The study cohort was about evenly divided between men and women. Seventy-eight percent were white, and 15% were Black.

Thirty-two percent of the cohort members lived in areas deemed to have the highest income, meaning the median income was $68,000 or greater, while 18% lived in areas with the lowest income, meaning a median income of $38,000 or less. Twenty-three percent lived in areas with the highest high school graduation rates (93% or more finish high school), and 20% lived in areas with the lowest rates (less than 79% finish high school). Thirty-two percent lived in metropolitan areas, and 18% lived in urban areas.

Those young adults with colorectal cancer who lived in the lowest income and education areas, the study authors found, had a 24% higher risk of death compared with their counterparts in the highest income and education areas.

After the study authors adjusted the data to account for differences among the cohort members’ race, insurance status, cancer stage and other health conditions, they found that those in urban areas had a 10% higher risk of death compared with those from metropolitan areas. Income had no bearing on this association.

Those diagnosed with Stage IV colorectal cancer (the most advanced stage) who lived in the lowest income areas had poorer median overall survival compared with those living in wealthier areas.

The study authors also found that those living in the lowest income areas were more likely than those in areas with a higher median income to be Black, not to have private health insurance, to have other health conditions and to be diagnosed with colorectal cancer at a more advanced stage.

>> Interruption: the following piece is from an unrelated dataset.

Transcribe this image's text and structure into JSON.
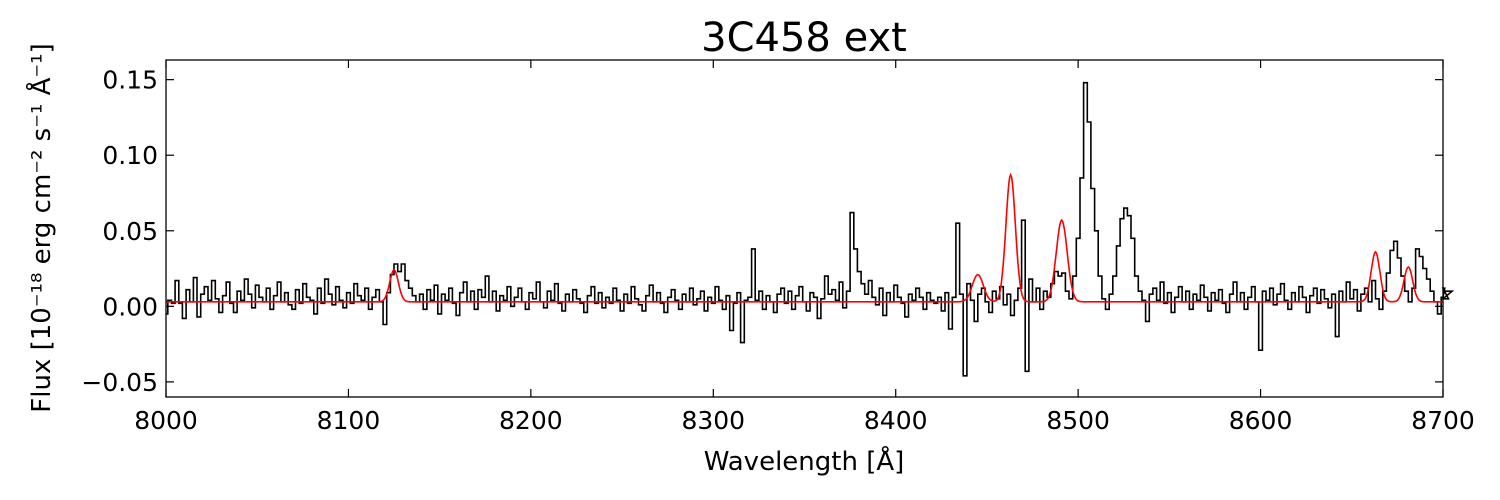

“Disparities do not necessarily translate to racial or ethnic differences; many other types of disparity exist among our patients that affect the availability of and access to cancer care and likely will influence patient outcomes,” the study’s senior author, Mohamed E. Salem, MD, a gastrointestinal oncologist and associate professor of medicine at Levine Cancer Institute, in Charlotte, North Carolina, said in a press release. “Although awareness of health care disparities has increased, considerable knowledge gaps still exist, particularly among young adults with cancer. Therefore more effort to increase awareness regarding health care disparities is warranted to provide access and remove barriers to care so that we can eliminate disparities and achieve health equity.”